Evet, konuklarımla otururken yazıyorum bunu. Çok kötü bir ev sahibiyim, çok! Ama "ertelemeden"e uyuyorum ve şu sıralar şansım yaver gidiyor sayesinde. Aslında en başında bilgisayarın başına oturma nedenim bu sabah bir taksiciyle konuştuklarımdı. Ne kadar farklı geçmişlerle, ne kadar farklı bir geleceğe koştuğumuz gerçeğini yeniden görmemi sağladı bu kısa sohbet. Diyordu ki: "Milli piyango bana çıksa ne olur, hayatımda hiçbir şey değiştirmez.
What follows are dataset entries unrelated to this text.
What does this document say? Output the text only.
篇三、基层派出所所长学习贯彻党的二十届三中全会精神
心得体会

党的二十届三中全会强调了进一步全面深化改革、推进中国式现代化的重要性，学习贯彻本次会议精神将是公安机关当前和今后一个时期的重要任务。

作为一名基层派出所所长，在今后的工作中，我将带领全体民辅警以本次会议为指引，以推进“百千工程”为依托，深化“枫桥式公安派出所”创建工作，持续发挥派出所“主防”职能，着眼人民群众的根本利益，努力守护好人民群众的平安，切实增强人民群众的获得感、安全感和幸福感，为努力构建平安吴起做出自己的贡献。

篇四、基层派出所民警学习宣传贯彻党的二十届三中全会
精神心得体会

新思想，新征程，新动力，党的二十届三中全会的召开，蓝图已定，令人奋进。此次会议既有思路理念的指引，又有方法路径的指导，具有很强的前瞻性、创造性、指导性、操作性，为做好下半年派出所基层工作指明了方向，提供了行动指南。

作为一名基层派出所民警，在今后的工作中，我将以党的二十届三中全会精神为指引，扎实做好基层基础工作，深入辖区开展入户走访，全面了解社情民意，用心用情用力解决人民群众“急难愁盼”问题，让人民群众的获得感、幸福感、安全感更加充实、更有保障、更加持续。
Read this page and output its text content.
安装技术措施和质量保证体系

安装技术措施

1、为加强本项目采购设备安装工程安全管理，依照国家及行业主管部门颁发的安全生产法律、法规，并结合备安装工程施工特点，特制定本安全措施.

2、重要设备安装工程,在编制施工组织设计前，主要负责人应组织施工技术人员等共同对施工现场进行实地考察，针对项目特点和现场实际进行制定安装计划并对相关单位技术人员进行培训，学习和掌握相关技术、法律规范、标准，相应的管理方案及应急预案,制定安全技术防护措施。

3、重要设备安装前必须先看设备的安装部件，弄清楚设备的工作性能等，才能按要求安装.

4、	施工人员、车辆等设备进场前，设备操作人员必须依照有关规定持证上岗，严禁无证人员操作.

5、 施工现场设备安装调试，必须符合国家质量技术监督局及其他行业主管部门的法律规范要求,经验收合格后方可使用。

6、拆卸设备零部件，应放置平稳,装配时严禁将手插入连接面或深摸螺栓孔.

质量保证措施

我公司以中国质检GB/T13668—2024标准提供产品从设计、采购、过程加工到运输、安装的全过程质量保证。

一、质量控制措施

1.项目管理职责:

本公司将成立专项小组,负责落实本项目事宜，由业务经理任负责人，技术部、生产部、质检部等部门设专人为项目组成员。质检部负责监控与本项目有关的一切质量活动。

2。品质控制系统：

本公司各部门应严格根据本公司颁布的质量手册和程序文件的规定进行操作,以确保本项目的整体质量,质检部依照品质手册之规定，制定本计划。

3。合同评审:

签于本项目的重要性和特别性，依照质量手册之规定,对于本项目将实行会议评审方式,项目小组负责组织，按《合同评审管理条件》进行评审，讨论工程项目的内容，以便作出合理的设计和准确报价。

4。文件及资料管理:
Çalışmayıp da ne yapacağım ki.. İşini büyütmeye kalkarsın, "filo" kurarsın diyenler var. Yok be abi, ne filosu kuracağım? Ben neyi biliyorsam onu yaparım. He belki, yazın bir ay ortadan kaybolurdum, başımı dinlerdim o ayrı.." Çıkmayacakmış evden de, "saat on bir oldu mu uyurum" diyor. Elbette ki inanmıyormuş yeni yıla ne yaparken giriyorsa gelecek bütün sene onu yapacağına.


Gülümsüyorum. Bu konuşmayı hatırladıkça, şurada koltukta oturan arkadaşlarıma göz attıkça. İçimde iyi bir his var, neye karşı bilmesem de.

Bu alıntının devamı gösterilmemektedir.